UK to start sale of Lloyds Banking Group to pension funds this year
15 July 2013
The UK plans to commence the sale of its shares in Lloyds Banking Group, acquired in exchange for funds during the financial crisis in 2008, to pension funds and insurers later this year, rebuffing private equity and sovereign wealth funds that had shown interest.
A provisional stake sale plan being worked out to exit the bank could see the government divest upto 10 per cent of its 39-per cent stake through private palcement, by September if the bank's first-half results, due in August, were well received.
The government's stake is valued at £18 billion.
Lloyds is expected to report a smart rise in profits evoking hopes of being able to resume dividends in 2014 that would add to the attractiveness of the bank's stock to investors.
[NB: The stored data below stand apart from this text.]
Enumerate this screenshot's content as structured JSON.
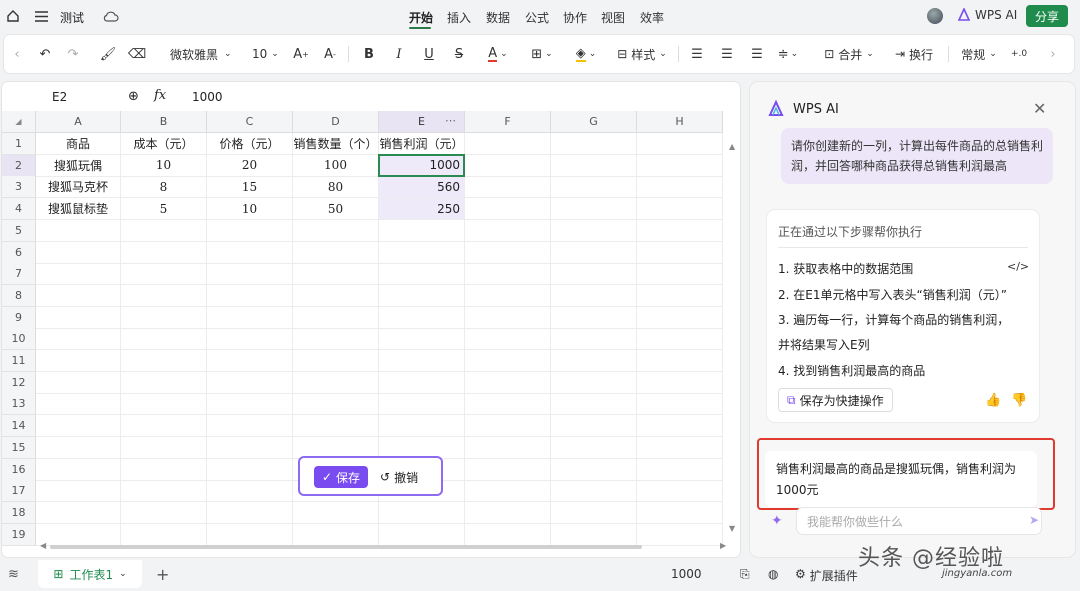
{
  "menubar": {
    "doc_title": "测试",
    "menus": [
      "开始",
      "插入",
      "数据",
      "公式",
      "协作",
      "视图",
      "效率"
    ],
    "active_menu": "开始",
    "ai_label": "WPS AI",
    "share_label": "分享"
  },
  "toolbar": {
    "font_name": "微软雅黑",
    "font_size": "10",
    "styles_label": "样式",
    "merge_label": "合并",
    "wrap_label": "换行",
    "format_label": "常规"
  },
  "formula_bar": {
    "cell_ref": "E2",
    "fx_symbol": "fx",
    "value": "1000"
  },
  "sheet": {
    "columns": [
      "A",
      "B",
      "C",
      "D",
      "E",
      "F",
      "G",
      "H"
    ],
    "rows": [
      "1",
      "2",
      "3",
      "4",
      "5",
      "6",
      "7",
      "8",
      "9",
      "10",
      "11",
      "12",
      "13",
      "14",
      "15",
      "16",
      "17",
      "18",
      "19"
    ],
    "header_row": [
      "商品",
      "成本（元）",
      "价格（元）",
      "销售数量（个）",
      "销售利润（元）"
    ],
    "data": [
      [
        "搜狐玩偶",
        "10",
        "20",
        "100",
        "1000"
      ],
      [
        "搜狐马克杯",
        "8",
        "15",
        "80",
        "560"
      ],
      [
        "搜狐鼠标垫",
        "5",
        "10",
        "50",
        "250"
      ]
    ],
    "selected_cell": "E2",
    "selected_column": "E"
  },
  "floating_actions": {
    "save_label": "保存",
    "undo_label": "撤销"
  },
  "ai_panel": {
    "title": "WPS AI",
    "user_message": "请你创建新的一列，计算出每件商品的总销售利润，并回答哪种商品获得总销售利润最高",
    "steps_header": "正在通过以下步骤帮你执行",
    "steps": [
      "1. 获取表格中的数据范围",
      "2. 在E1单元格中写入表头“销售利润（元）”",
      "3. 遍历每一行，计算每个商品的销售利润，",
      "并将结果写入E列",
      "4. 找到销售利润最高的商品"
    ],
    "quick_action_label": "保存为快捷操作",
    "answer": "销售利润最高的商品是搜狐玩偶，销售利润为1000元",
    "input_placeholder": "我能帮你做些什么"
  },
  "statusbar": {
    "sheet_tab": "工作表1",
    "sum_value": "1000",
    "plugins_label": "扩展插件"
  },
  "watermark": {
    "text": "头条 @经验啦",
    "sub": "jingyanla.com"
  },
  "colors": {
    "accent_green": "#1f8b4c",
    "ai_purple": "#7a4cf0",
    "highlight_red": "#e03a2e"
  },
  "icons": [
    "home-icon",
    "menu-icon",
    "cloud-sync-icon",
    "undo-icon",
    "redo-icon",
    "format-painter-icon",
    "eraser-icon",
    "bold-icon",
    "italic-icon",
    "underline-icon",
    "strikethrough-icon",
    "font-color-icon",
    "border-icon",
    "fill-color-icon",
    "align-left-icon",
    "align-center-icon",
    "align-right-icon",
    "vertical-align-icon",
    "merge-icon",
    "wrap-icon",
    "decimal-icon",
    "zoom-icon",
    "close-icon",
    "code-icon",
    "thumb-up-icon",
    "thumb-down-icon",
    "send-icon",
    "layers-icon",
    "add-sheet-icon"
  ]
}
According to the UK's Conservative-led coalition government, a sale was a milestone in the UK's recovery from the 2008 crisis, during which taxpayers ploughed a combined £66 billion into Lloyds and Royal Bank of Scotland.
The government is cool to the selling its stake to private equity or sovereign wealth funds who have evinced an interest, unless they paid a premium, to safeguard against allegations in the future too cheaply to foreign buyers.
The government wants to ensure that it would not be seen at a later date to have sold off the assets too cheaply to overseas buyers.